今日パリではロンティボー国際コンクールの本選が行われますが、1983年の優勝者スタニスラフ・ブーニンの同コンクールでの演奏が才気爆発の名演。
話題になった85年ショパン国際コンクールでの『猫のワルツ』以前に審査員、聴衆に衝撃を与えていたことが分かります。
ライブ録音はCD化されていないLPで耳にでき、3位までの受賞者の演奏が収録。当時17歳になったばかりのブーニンの演奏は、優勝を決定づけたという第三次予選でのシューマン『クライスレリアーナ』。会場はシャンゼリゼ劇場。
自伝『カーテンコール』によると、「40度を超える熱の中での演奏であったが、いつも以上の出来栄えとなり『クライスレリアーナ』を弾き終えたとたん、ホールには歓声がこだまし、大拍手が鳴り止まず次の曲に移るまで五分もかかった。音楽という芸術が引き起こしてくれた奇跡」と綴っています。

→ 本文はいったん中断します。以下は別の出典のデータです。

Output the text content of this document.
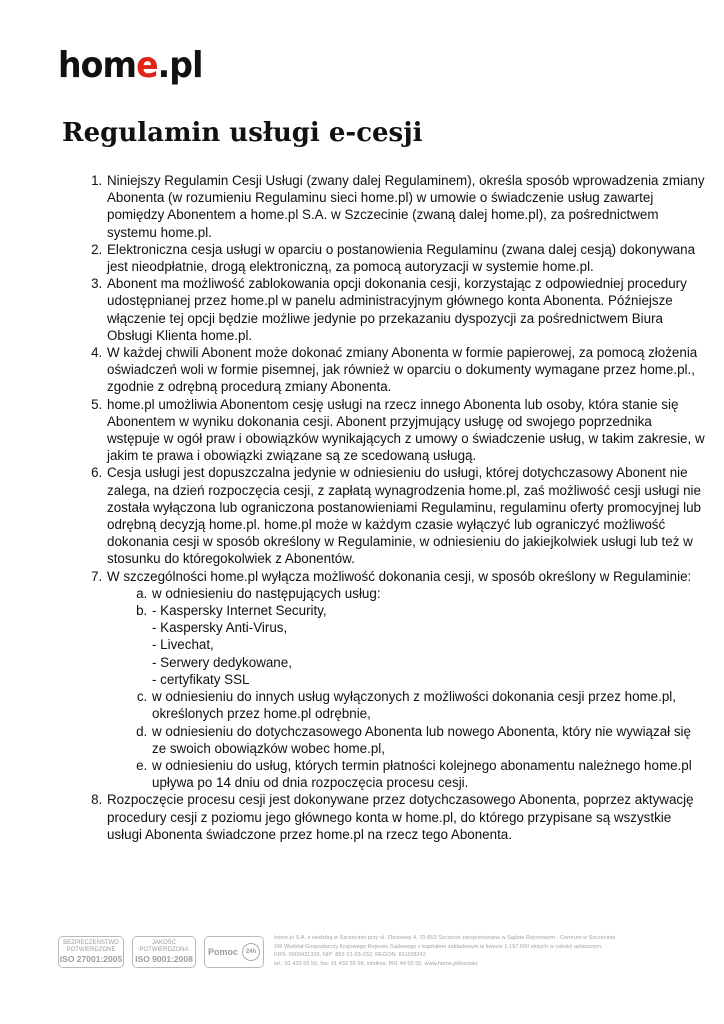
home.pl
Regulamin usługi e-cesji
1. Niniejszy Regulamin Cesji Usługi (zwany dalej Regulaminem), określa sposób wprowadzenia zmiany Abonenta (w rozumieniu Regulaminu sieci home.pl) w umowie o świadczenie usług zawartej pomiędzy Abonentem a home.pl S.A. w Szczecinie (zwaną dalej home.pl), za pośrednictwem systemu home.pl.
2. Elektroniczna cesja usługi w oparciu o postanowienia Regulaminu (zwana dalej cesją) dokonywana jest nieodpłatnie, drogą elektroniczną, za pomocą autoryzacji w systemie home.pl.
3. Abonent ma możliwość zablokowania opcji dokonania cesji, korzystając z odpowiedniej procedury udostępnianej przez home.pl w panelu administracyjnym głównego konta Abonenta. Późniejsze włączenie tej opcji będzie możliwe jedynie po przekazaniu dyspozycji za pośrednictwem Biura Obsługi Klienta home.pl.
4. W każdej chwili Abonent może dokonać zmiany Abonenta w formie papierowej, za pomocą złożenia oświadczeń woli w formie pisemnej, jak również w oparciu o dokumenty wymagane przez home.pl., zgodnie z odrębną procedurą zmiany Abonenta.
5. home.pl umożliwia Abonentom cesję usługi na rzecz innego Abonenta lub osoby, która stanie się Abonentem w wyniku dokonania cesji. Abonent przyjmujący usługę od swojego poprzednika wstępuje w ogół praw i obowiązków wynikających z umowy o świadczenie usług, w takim zakresie, w jakim te prawa i obowiązki związane są ze scedowaną usługą.
6. Cesja usługi jest dopuszczalna jedynie w odniesieniu do usługi, której dotychczasowy Abonent nie zalega, na dzień rozpoczęcia cesji, z zapłatą wynagrodzenia home.pl, zaś możliwość cesji usługi nie została wyłączona lub ograniczona postanowieniami Regulaminu, regulaminu oferty promocyjnej lub odrębną decyzją home.pl. home.pl może w każdym czasie wyłączyć lub ograniczyć możliwość dokonania cesji w sposób określony w Regulaminie, w odniesieniu do jakiejkolwiek usługi lub też w stosunku do któregokolwiek z Abonentów.
7. W szczególności home.pl wyłącza możliwość dokonania cesji, w sposób określony w Regulaminie:
a. w odniesieniu do następujących usług:
b. - Kaspersky Internet Security,
- Kaspersky Anti-Virus,
- Livechat,
- Serwery dedykowane,
- certyfikaty SSL
c. w odniesieniu do innych usług wyłączonych z możliwości dokonania cesji przez home.pl, określonych przez home.pl odrębnie,
d. w odniesieniu do dotychczasowego Abonenta lub nowego Abonenta, który nie wywiązał się ze swoich obowiązków wobec home.pl,
e. w odniesieniu do usług, których termin płatności kolejnego abonamentu należnego home.pl upływa po 14 dniu od dnia rozpoczęcia procesu cesji.
8. Rozpoczęcie procesu cesji jest dokonywane przez dotychczasowego Abonenta, poprzez aktywację procedury cesji z poziomu jego głównego konta w home.pl, do którego przypisane są wszystkie usługi Abonenta świadczone przez home.pl na rzecz tego Abonenta.
BEZPIECZEŃSTWO
POTWIERDZONE
ISO 27001:2005
JAKOŚĆ
POTWIERDZONA
ISO 9001:2008
Pomoc	24h
home.pl S.A. z siedzibą w Szczecinie przy ul. Zbożowej 4, 70-653 Szczecin zarejestrowana w Sądzie Rejonowym - Centrum w Szczecinie
XIII Wydział Gospodarczy Krajowego Rejestru Sądowego z kapitałem zakładowym w kwocie 1.197.600 złotych w całości opłaconym.
KRS: 0000431335, NIP: 852-21-03-252, REGON: 811158242
tel.: 91 432 55 55, fax: 91 432 55 99, infolinia: 801 44 55 55, www.home.pl/kontakt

ブーニンの祖父で伝説的名教授ゲンリッヒ・ネイガウスもこの曲を得意としていて、リヒテルは「師匠のこれ以上ない名演があるから私はこの曲を弾かない」と語ったほど。ブーニン による同曲は世代を超えて受け継がれた名演と言えます。
ネイガウスによる『クライスレリアーナ』
第3次予選の課題曲となったJ.カステレード『セロニアス・モンクを讃えて』についても触れていて、ブーニン のイメージにほど遠い、クラスターで鍵盤をぶっ叩くロック系現代作品をどのように演奏しているのか、ますます聴いてみたくなりました。録音はきっと残されているはず。